A group of American and Canadian scientists are preparing to embark on a two-week research mission through the Northwest Passage.

Led by the University of Rhode Island’s Inner Space Center, researchers will collect water, ice and air samples to help better understand the effect of climate warming on the environment and biodiversity in the Canadian Arctic.

Members of the Northwest Passage Project will depart from Greenland on Thursday, July 18, aboard the Swedish icebreaker Oden, equipped with the technology to share real-time observations and live broadcasts.

Mio Otokoak is a junior technical advisor at the Nunavut Impact Review Board in Cambridge Bay, who also works with Ikaarvik, a Nunavut youth initiative that acts as a liaison between southern researchers and northern communities.

Otokoak and her cousin Gibson Porter, another Ikaarvik member in Gjoa Haven, have both been invited to join the expedition as advisors and early career scientists.

“At this point with climate change happening so rapidly here in the Arctic, I think all the research we’ll be doing will be helpful in giving us some new baseline data,” Otokoak said.

“It might not seem like it, but all of this research is really important: the physics of the ocean’s circulation; knowing the changing conditions on the land and in the ocean.”

The 18-day Northwest Passage Project research expedition will depart on July 18 from the U.S. Air Base in Thule, Greenland, aboard the Swedish Icebreaker Oden, returning to Thule on August 4 after a 2,000-nautical-mile voyage through the Northwest Passage. (Nunatsiaq News)

The expedition has four teams each working on a different research area: aquatic habitats, marine birds and animals, the melting Arctic and ocean physics.
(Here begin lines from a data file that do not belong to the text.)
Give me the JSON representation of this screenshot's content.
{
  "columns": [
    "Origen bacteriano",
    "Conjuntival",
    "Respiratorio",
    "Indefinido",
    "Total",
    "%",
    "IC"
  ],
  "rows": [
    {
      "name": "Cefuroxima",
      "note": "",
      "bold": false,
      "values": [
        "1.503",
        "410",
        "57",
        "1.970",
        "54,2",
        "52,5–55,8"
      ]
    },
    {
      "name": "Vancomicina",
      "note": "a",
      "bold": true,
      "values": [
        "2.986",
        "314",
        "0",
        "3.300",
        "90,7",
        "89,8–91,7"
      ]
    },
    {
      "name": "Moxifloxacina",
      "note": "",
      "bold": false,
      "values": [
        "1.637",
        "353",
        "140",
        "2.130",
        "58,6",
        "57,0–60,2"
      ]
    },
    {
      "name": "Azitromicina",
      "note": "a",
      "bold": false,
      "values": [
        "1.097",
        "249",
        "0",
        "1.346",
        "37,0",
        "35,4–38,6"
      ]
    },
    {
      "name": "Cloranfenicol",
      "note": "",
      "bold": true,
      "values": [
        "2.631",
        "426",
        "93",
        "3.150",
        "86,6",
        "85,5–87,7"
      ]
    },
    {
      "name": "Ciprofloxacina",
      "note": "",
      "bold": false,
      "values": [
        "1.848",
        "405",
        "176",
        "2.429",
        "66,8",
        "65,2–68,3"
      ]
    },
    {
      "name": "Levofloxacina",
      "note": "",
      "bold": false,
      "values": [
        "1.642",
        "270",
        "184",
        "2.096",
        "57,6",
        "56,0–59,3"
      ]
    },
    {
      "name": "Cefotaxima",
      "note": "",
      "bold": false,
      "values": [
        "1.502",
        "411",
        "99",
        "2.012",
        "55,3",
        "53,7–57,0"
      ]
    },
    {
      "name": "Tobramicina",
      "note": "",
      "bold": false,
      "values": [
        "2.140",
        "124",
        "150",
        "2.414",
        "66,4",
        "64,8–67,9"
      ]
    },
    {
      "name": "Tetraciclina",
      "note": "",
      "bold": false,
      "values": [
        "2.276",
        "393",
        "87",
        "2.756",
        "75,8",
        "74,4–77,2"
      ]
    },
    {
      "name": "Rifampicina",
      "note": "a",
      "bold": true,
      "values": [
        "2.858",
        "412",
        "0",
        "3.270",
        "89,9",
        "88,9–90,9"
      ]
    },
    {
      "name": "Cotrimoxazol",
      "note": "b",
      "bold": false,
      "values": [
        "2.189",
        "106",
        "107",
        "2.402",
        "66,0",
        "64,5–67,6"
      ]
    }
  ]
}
For her part, Otokoak decided to work with the research team looking into marine birds and animals, out of her own personal interest.

Although Otokoak doesn’t see many whales around her home community, she hopes to see those species on the expedition.

She’s also interested in learning about emerging diseases in different animals.

Otokoak will make her way to Thule, Greenland, to board the icebreaker.

The expedition’s first stop is Pond Inlet on July 20, when the team will livestream the first interactive broadcast from the Northwest Passage.

“Sharing it with the communities in Nunavut is amazing,” Otokoak said, “Being able to do these live broadcasts to so many places across Canada and the U.S. This is information that will be shared with the whole world.”

Viewers can tune into the live broadcasts from the group’s Facebook page on July 20 at 5 p.m. EST and then again on July 27 at 7 p.m. EST and July 30 at 7 p.m. EST.

From Pond Inlet, the expedition will sail through Lancaster Sound to Barrow Strait, stopping in Resolute. The group will then sail west to Melville Sound and south into Prince Regent Inlet on its way back to Greenland.

The Northwest Passage Project also has filmmaker David Clark aboard, who will produce a documentary on the expedition.